The rest of the album features stories of wronged romance, like “Backyard Fence Appeal” (“Ah, that’s the all-too-familiar story of boy meets girl then boy falls for girl but misses and smashes his face off the concrete leaving his whole projected world shattered, along with his teeth,” says Harris) and lost friendships, like “An American Gothic” (“No matter how close, you have to accept that connections with certain people have expiration dates,” according, again, to Harris).

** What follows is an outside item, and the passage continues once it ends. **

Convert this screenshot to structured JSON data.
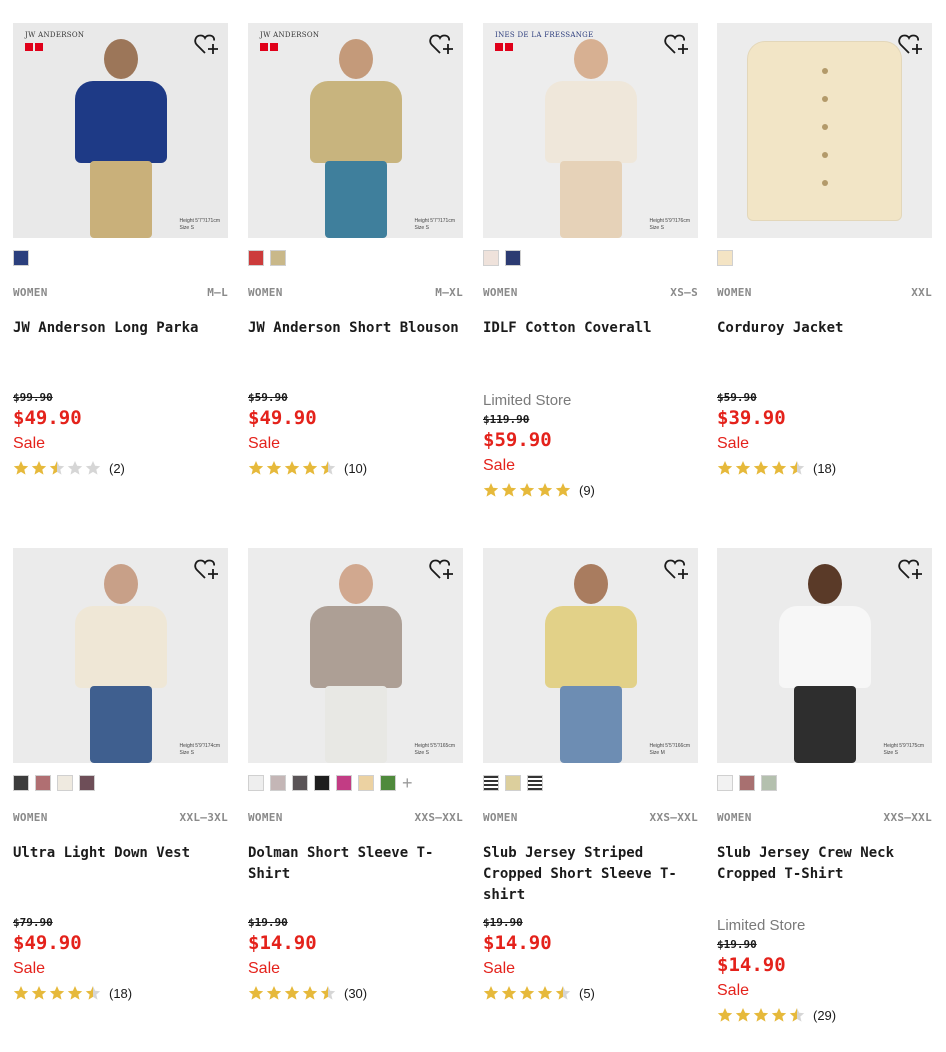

Let’s Get You Somewhere Else’s most anthemic songs speak to both the pangs of being young at heart and the sense of calm humility that only maturity can bring. While “A Quiet Stretch of Weather” is Harris’ catchiest, fastest, “kiss-my-ass-and-go-fuck-yourself” song, “The Farmer and Her Wife” is a cool plea for patience.
“Patience with people, and yourself,” says Harris. “I think that in today’s world of instant gratification, which I’m definitely guilty of being used to, the art of being able to work and wait for something, or in this case someone, has been completely lost. I miss it.”
With the release of Let’s Get You Somewhere Else and a busy tour schedule with The Bouncing Souls, Luther may not have to wait for any sort of gratification.
Fri., Oct. 19, 8 p.m., $8, with Static Radio NJ, The Arteries, Scarier Area and Idiot Kid, The Fire, 412 W. Girard Ave., 267-671-9298, iourecords.com/thefire.